Say we have a sequence $nx \; \mathrm{mod} \; 1$, where $n$ is a whole number and $x$ is irrational.
Now I need to solve the inequality
$nx \; \mathrm{mod} \; 1 < v$
with respect to $n$, for some given small $v$.
According to Equidistribution Theorem, this sequence is uniformly distributed on (0,1). And thus we definitely know that there is an infinite number of those $n$'s. But what can we say about these solutions themselves?

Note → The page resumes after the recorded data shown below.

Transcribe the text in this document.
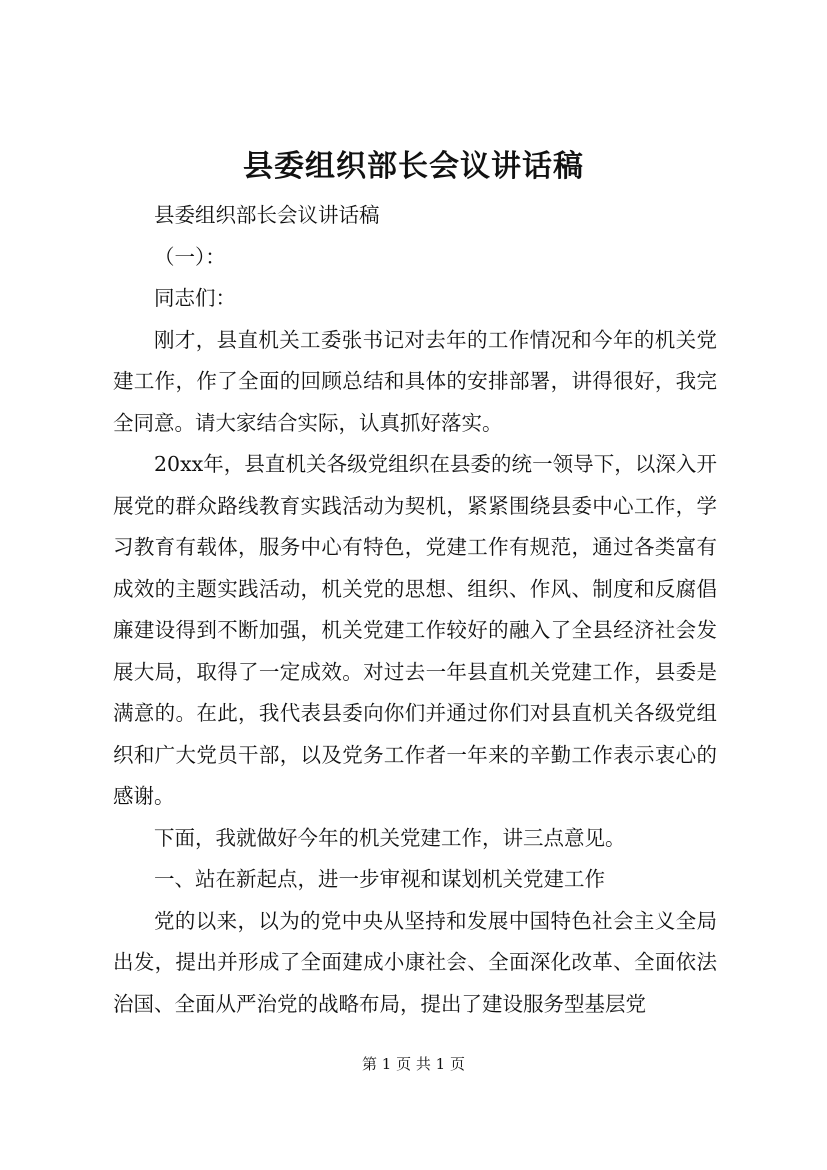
县委组织部长会议讲话稿

县委组织部长会议讲话稿

（一）：

同志们：

刚才，县直机关工委张书记对去年的工作情况和今年的机关党建工作，作了全面的回顾总结和具体的安排部署，讲得很好，我完全同意。请大家结合实际，认真抓好落实。

20xx年，县直机关各级党组织在县委的统一领导下，以深入开展党的群众路线教育实践活动为契机，紧紧围绕县委中心工作，学习教育有载体，服务中心有特色，党建工作有规范，通过各类富有成效的主题实践活动，机关党的思想、组织、作风、制度和反腐倡廉建设得到不断加强，机关党建工作较好的融入了全县经济社会发展大局，取得了一定成效。对过去一年县直机关党建工作，县委是满意的。在此，我代表县委向你们并通过你们对县直机关各级党组织和广大党员干部，以及党务工作者一年来的辛勤工作表示衷心的感谢。

下面，我就做好今年的机关党建工作，讲三点意见。

一、站在新起点，进一步审视和谋划机关党建工作

党的以来，以为的党中央从坚持和发展中国特色社会主义全局出发，提出并形成了全面建成小康社会、全面深化改革、全面依法治国、全面从严治党的战略布局，提出了建设服务型基层党

第 1 页 共 1 页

In particular, I need to know if the distance between two consequtive solutions is limited or not. 
It seems to be true to me, but maybe I'm missing something... and can't figure out a hard proof.
 A: Basically you don't need the Weyl's Equi. theorem, it's enough to use Kronecker's lemma about density.
If you want to use measure theory, then your question follows from any ergodic theorem you would like + the fact that the system is uniquely ergodic.
If you want, you can use the theory of continued fractions to explicitly compute such a return time rate.
In the Furstenberg terminology, you want to say that the topological dynamical system of the rotation by $x$ is uniformly recurrent.
If you add nx to itself about ~ 1/(nx) times, you will end up being roughly close to your original nx (this can be made more precise using continued fractions).
It is even almost periodic, you always miss the interval (0,v) by at-most one rotation.
Hence the set of return times of the orbit of $0$ under the rotation by $x$ map is so-called syndethic set, means it has bounded gaps.
A: The sequence of fractional parts $\{ nx \}$ with $n \in \mathbb{Z}$ is dense in the reals.  First we can divide $[0,1]$ into intervals $[0,1/n]\cup [1/n,2/n]\cup \dots \cup [1-1/n,1]$.  
Two numbers are in the same interval $n\alpha, n\beta \in [k/n, k/n+1/n]$  for some $0 < a < b < n+2$ and we get $n(b-a) \in [0,1/n]$.  We get evenly spaced values of $\{ n x\}$ for arbitrarily small spacing.  
This is more or less Kronecker Approximation Theorem with a hint of why Weyl Equidistribution might be true.

When is $0 < \{ nx \} < x$, for $0 < x < 1$? This happens when $n = \lfloor 1/x \rfloor$.  Then 
$$ 0 < \{ nx \} = \lfloor 1/x \rfloor x - \lfloor \lfloor 1/x \rfloor x \rfloor < x $$ 
But the floor-functions do simplify $ \lfloor \lfloor 1/x \rfloor x \rfloor = 1$.  Dividing both sides by $x$, the rotation is rescaled:
$$ 0 < \frac{\{ nx \}}{x } = \{ 1/x \}  < 1 $$ 

This is the ``renormalization" of the Euclidean algorithm in dynamics/number theory.  
A: Here is a quick solution to your problem. Fix a positive integer $q$ such that $\{ qx \} <v $, and then fix a positive integer $s$ such that $1<s\{qx\}$. Now assume that $n$ is any integer satisfying $\{nx\}<v$. Let $r$ be the smallest positive integer such that $1<\{nx\}+r\{qx\}$. Clearly, $r\leq s$. In addition, $\{nx\}+r\{qx\}<1+\{qx\}<1+v$, hence in fact $\{(n+rq)x\}<v$. We showed that the gaps between the solutions of $\{nx\}<v$ is at most $sq$.
A: Your question is a special case of the question that I answered in complete detail here, where I gave an explicit fast algorithm that can be used to compute the return times to any interval. Your problem is essentially the case of $\alpha =0$, which is especially easy to compute. The integers you are asking for are very evenly spaced- a generalized arithmetic progression with two alternating moduli. So yes, the distance between consecutive integers that do what you want is bounded.